Grundlegendes Anforderungsniveau Deutsch. Abiturprüfung 2015
Aufgabe I – Textinterpretation
Aufgabenstellung
1. Interpretieren Sie den Auszug aus Friedrich Hebbels bürgerlichem Trauerspiel
Maria Magdalena.
2. Vergleichen Sie – ausgehend von Ihren Interpretationsergebnissen – den Auszug
aus Hebbels bürgerlichem Trauerspiel mit Goethes Faust. Der Tragödie erster
Teil im Hinblick auf die äußere Situation und innere Befindlichkeit der Figuren
Klara und Margarete.
Material
Friedrich Hebbel: Maria Magdalena. Ein bürgerliches Trauerspiel in drei
Akten (1844); Auszug aus dem III. Akt, 8. Szene
Klara, die Tochter des Tischlermeisters Anton, erwartet ein uneheliches Kind von
ihrem Verlobten Leonhard, was sie aber ihrem Vater verheimlicht.
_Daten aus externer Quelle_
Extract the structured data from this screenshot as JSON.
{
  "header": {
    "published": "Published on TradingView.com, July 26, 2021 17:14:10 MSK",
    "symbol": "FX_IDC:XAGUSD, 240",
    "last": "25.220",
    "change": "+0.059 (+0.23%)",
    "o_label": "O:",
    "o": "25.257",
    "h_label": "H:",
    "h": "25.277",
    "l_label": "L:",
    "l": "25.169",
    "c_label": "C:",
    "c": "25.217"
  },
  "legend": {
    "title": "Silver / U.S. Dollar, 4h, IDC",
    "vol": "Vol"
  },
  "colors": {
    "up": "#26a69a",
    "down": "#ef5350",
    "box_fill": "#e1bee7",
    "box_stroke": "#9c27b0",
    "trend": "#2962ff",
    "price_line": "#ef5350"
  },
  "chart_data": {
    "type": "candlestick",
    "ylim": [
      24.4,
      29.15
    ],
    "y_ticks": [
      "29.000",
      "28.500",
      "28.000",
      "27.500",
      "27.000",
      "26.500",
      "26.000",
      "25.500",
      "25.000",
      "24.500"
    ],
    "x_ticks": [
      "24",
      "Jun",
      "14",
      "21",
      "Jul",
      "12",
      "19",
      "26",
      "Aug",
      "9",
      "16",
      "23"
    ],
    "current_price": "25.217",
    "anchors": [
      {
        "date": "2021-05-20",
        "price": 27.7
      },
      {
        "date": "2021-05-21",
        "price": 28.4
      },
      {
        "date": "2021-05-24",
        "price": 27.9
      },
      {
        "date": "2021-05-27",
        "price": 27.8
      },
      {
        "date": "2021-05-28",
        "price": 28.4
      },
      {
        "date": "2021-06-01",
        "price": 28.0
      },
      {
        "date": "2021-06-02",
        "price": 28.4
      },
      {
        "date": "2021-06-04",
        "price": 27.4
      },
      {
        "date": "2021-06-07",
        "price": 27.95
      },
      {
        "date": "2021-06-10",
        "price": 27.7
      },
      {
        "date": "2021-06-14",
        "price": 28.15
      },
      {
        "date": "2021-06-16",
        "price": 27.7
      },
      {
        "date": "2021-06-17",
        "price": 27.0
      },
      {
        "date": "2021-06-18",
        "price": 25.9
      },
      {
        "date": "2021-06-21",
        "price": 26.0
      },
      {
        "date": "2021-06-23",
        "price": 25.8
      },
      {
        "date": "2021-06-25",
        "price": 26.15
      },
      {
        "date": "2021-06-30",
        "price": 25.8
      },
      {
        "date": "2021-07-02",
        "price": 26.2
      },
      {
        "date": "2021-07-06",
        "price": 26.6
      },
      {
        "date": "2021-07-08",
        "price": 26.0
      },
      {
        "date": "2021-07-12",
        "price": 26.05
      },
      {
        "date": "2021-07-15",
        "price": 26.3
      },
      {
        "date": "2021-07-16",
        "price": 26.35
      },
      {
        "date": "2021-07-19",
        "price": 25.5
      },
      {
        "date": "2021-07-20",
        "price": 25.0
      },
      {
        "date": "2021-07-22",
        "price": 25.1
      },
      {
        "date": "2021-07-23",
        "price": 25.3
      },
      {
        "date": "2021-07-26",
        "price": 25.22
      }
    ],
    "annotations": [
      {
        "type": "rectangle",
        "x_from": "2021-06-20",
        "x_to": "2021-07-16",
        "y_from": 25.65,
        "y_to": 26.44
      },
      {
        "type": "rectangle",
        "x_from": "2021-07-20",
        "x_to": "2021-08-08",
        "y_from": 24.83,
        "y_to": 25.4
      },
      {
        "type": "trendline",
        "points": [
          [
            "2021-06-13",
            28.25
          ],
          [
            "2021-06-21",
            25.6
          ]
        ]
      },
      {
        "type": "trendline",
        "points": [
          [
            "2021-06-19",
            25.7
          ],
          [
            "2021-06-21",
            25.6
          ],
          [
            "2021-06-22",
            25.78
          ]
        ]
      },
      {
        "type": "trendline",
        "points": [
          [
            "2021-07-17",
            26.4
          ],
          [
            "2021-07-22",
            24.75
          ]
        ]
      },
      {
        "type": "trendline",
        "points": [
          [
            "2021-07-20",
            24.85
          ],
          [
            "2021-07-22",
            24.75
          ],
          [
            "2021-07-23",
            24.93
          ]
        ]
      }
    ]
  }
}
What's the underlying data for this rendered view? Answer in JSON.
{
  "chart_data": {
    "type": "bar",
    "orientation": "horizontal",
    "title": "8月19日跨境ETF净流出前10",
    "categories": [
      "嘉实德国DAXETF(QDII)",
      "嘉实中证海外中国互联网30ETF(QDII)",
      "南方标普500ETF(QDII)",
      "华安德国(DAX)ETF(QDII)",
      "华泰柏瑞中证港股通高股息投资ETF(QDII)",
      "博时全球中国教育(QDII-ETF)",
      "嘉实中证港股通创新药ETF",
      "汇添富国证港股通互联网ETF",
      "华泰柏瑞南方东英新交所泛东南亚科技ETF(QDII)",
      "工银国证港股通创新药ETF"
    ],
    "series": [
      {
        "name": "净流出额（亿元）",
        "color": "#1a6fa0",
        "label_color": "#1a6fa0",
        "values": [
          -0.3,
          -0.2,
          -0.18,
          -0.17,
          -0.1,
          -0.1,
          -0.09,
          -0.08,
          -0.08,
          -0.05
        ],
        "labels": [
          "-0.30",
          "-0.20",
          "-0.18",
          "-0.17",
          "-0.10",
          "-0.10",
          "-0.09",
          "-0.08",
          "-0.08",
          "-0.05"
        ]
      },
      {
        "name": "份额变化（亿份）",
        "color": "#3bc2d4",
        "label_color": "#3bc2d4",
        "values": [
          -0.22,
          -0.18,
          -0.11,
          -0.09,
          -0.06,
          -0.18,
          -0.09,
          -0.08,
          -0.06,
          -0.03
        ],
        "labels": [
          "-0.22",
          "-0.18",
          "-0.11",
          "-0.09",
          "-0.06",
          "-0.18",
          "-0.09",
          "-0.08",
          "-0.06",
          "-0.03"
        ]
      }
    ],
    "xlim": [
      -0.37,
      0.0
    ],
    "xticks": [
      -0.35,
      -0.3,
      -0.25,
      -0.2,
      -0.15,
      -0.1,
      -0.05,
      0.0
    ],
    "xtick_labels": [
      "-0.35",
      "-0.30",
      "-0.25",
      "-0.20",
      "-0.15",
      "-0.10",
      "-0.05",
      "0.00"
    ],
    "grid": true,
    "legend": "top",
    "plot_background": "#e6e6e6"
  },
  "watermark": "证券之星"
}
Dieser hat geschworen, sich umzubringen, wenn seine Tochter ihm ebenfalls Schande bereite, ist
doch sein Sohn Karl – wie sich später herausstellt zu Unrecht – eines Diebstahls verdächtigt und festgenommen worden, woraufhin die Mutter einen tödlichen Schlaganfall erleidet und Leonhard sich von Klara lossagt, um eine gesellschaftlich angesehenere und lukrativere Ehe einzugehen. Klaras verzweifelte Versuche, ihr Kind durch
eine Ehe mit dem ungeliebten Leonhard doch noch zu legitimieren, schlagen fehl.
Der aus der Untersuchungshaft entlassene Bruder Karl eröffnet Klara, dass er die
Familie verlassen und zur See fahren werde.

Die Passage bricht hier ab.